Allason-Jones retired in 2011, and in 2014 an edited volume of papers was published in her honour, containing papers covering the key themes of her career.

Allason-Jones has an extensive publication record on the material culture of Roman Britain and has been involved in the research of archaeological discoveries such as the Rudge Cup, the Corbridge Hoard, and Coventina's Well.

She has appeared in several TV programmes on historical themes, including Time Team (1996–2000), Timewatch (2007), History Cold Case (2011) and Walking Through History (2014), as well as being the historical advisor on the 2011 film The Eagle.

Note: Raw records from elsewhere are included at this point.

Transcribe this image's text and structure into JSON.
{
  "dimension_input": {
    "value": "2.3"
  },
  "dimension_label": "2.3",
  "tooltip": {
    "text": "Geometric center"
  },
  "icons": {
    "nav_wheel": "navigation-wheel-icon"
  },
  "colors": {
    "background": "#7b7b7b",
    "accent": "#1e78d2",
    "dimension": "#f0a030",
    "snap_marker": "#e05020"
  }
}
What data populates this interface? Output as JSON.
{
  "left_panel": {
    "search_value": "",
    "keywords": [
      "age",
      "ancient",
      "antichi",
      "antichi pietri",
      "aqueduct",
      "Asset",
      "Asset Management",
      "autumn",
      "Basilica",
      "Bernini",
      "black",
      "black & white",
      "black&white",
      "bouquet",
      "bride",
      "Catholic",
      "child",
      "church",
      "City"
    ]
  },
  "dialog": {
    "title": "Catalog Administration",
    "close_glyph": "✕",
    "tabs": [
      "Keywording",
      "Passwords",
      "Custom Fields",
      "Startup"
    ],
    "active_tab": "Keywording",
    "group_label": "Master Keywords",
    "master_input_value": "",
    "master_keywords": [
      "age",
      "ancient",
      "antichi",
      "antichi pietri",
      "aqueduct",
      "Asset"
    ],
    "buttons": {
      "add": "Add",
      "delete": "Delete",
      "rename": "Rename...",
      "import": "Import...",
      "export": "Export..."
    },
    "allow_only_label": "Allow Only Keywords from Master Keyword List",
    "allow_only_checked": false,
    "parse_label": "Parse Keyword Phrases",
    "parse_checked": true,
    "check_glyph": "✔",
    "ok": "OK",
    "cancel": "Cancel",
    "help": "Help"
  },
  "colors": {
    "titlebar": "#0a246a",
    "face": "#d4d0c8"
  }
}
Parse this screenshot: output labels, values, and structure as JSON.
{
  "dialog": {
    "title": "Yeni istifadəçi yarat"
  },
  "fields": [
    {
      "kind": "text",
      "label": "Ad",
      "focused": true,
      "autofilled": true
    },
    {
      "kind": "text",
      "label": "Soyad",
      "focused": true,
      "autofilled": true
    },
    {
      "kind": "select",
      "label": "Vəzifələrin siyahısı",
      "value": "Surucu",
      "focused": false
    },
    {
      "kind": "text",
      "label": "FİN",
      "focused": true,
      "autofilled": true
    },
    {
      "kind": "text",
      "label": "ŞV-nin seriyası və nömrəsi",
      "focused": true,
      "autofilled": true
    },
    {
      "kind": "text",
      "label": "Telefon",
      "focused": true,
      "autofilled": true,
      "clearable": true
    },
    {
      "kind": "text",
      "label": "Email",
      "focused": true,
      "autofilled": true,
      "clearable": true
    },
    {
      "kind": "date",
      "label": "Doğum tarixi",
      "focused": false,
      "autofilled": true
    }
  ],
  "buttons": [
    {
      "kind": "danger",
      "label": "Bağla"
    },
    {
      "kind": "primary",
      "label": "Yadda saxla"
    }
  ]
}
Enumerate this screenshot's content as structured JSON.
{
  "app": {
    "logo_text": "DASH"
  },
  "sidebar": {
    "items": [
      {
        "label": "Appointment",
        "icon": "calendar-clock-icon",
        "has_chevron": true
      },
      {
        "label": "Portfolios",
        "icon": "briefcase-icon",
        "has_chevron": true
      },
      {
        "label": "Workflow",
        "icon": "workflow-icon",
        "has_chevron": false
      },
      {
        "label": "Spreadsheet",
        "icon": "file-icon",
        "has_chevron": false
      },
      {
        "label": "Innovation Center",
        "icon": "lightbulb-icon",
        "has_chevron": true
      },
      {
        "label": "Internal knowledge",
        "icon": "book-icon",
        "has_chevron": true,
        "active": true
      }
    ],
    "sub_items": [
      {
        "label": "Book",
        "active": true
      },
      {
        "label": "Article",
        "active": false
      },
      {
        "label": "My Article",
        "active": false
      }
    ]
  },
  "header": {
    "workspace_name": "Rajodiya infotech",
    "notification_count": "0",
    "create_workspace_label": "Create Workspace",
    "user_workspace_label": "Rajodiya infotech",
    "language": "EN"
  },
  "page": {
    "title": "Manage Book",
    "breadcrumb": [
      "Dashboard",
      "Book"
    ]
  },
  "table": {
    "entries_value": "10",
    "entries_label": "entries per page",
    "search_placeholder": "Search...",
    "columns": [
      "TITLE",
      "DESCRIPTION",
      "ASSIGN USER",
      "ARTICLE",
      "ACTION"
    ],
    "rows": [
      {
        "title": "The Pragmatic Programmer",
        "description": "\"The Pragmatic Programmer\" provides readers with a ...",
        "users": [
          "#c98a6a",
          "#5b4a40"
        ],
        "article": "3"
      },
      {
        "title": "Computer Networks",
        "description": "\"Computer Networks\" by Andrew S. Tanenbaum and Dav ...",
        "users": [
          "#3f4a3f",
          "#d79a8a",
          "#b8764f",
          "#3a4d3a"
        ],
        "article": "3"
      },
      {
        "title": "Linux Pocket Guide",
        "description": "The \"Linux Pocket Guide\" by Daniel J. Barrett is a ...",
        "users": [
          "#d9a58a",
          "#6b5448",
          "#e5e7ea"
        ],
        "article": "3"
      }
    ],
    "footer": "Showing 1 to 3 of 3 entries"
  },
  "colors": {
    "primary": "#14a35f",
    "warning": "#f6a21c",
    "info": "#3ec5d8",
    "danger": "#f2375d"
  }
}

In July 2012, she featured as one of the guests on an episode of In Our Time on Radio 4 on the function of Hadrian's Wall.

== Trusteeships ==
Allason-Jones has held many trusteeships, including:
- Clayton Trustees
- Trustees of Corbridge Excavation Fund
- Hadrian's Art Fund
- Marc Fitch
- Society of Antiquaries of Newcastle upon Tyne

== Selected publications ==

- Allason-Jones L., Miket R. 1984. The Catalogue of Small Finds from South Shields Roman Fort. Newcastle upon Tyne: Society of Antiquaries of Newcastle upon Tyne.
- Allason-Jones L., McKay B. 1985. Coventina's Well: a Shrine on Hadrian's Wall. Hexham: Trustees of the Clayton Collection.
- Allason-Jones L., Bishop M. C. 1988. Excavations at Roman Corbridge: the hoard. London: Historic Buildings & Monuments Commission for England.
- Allason-Jones L. 1989. Ear-rings in Roman Britain. Oxford: British Archaeological Reports.
- Allason-Jones L. 1991. In: Holbrook, N., Bidwell P, ed. Roman Finds From Exeter Exeter: University of Exeter
- Allason-Jones L. 1996. Roman Jet in the Yorkshire Museum. York: Yorkshire Museum.
- Allason-Jones L. 1996. 'The actress and the bishop: evidence for working women in Roman Britain'. In: Women in industry and technology from prehistory to the present day: current research and the museum experience (Proceedings from the 1994 WHAM conference). London: Museum of London. pp. 67–75.
- Allason-Jones L. 1999. 'Health Care in the Roman North', Britannia 30, 133–146.
- Allason-Jones L. 2000. The material culture of Hadrian's Wall. In: Limes XVIII: proceedings of the XVIIIth International Congress of Roman Frontier Studies. Amman, Jordan: Archaeopress.
- Allason-Jones L. 2000. Roman Woman: Everyday Life in Hadrian's Britain. London: Michael O'Mara Books Ltd.
- Allason-Jones L. 2001. Material Culture and identity. In: James, S., Millett, M, ed. Britons and Romans: Advancing an Archaeological Agenda. London: Council for British Archaeology. pp. 19–25.
- Allason-Jones L. 2002. Git in Romeins Brittannie. In: Sas, K., Thon, K, ed. Limburg: Bracelet Tongeren, pages: 40–42, 150, 151, 199-2011
- Allason-Jones L. 2006. Women in Roman Britain. York: Council for British Archaeology.
- Allason-Jones L., Hanson W. S., Breeze J. D. 2009 The army and frontiers of Rome : papers offered to David J. Breeze on the occasion of his sixty-fifth birthday and his retirement from Historic Scotland, Portsmouth: Journal of Roman Archaeology.
- Allason-Jones L. 2011. Artefacts in Roman Britain: Their Purpose and Use. Cambridge: Cambridge University Press.
- Allason-Jones L. 2012. "She Said 'Emic'", in (Duggan, M., McIntosh, F., and Rohl, D. J. (eds) TRAC 2011: Proceedings of the Twenty First Theoretical Roman Archaeology Conference, Newcastle 2011. Oxford: Oxbow Books. pp. 4–9.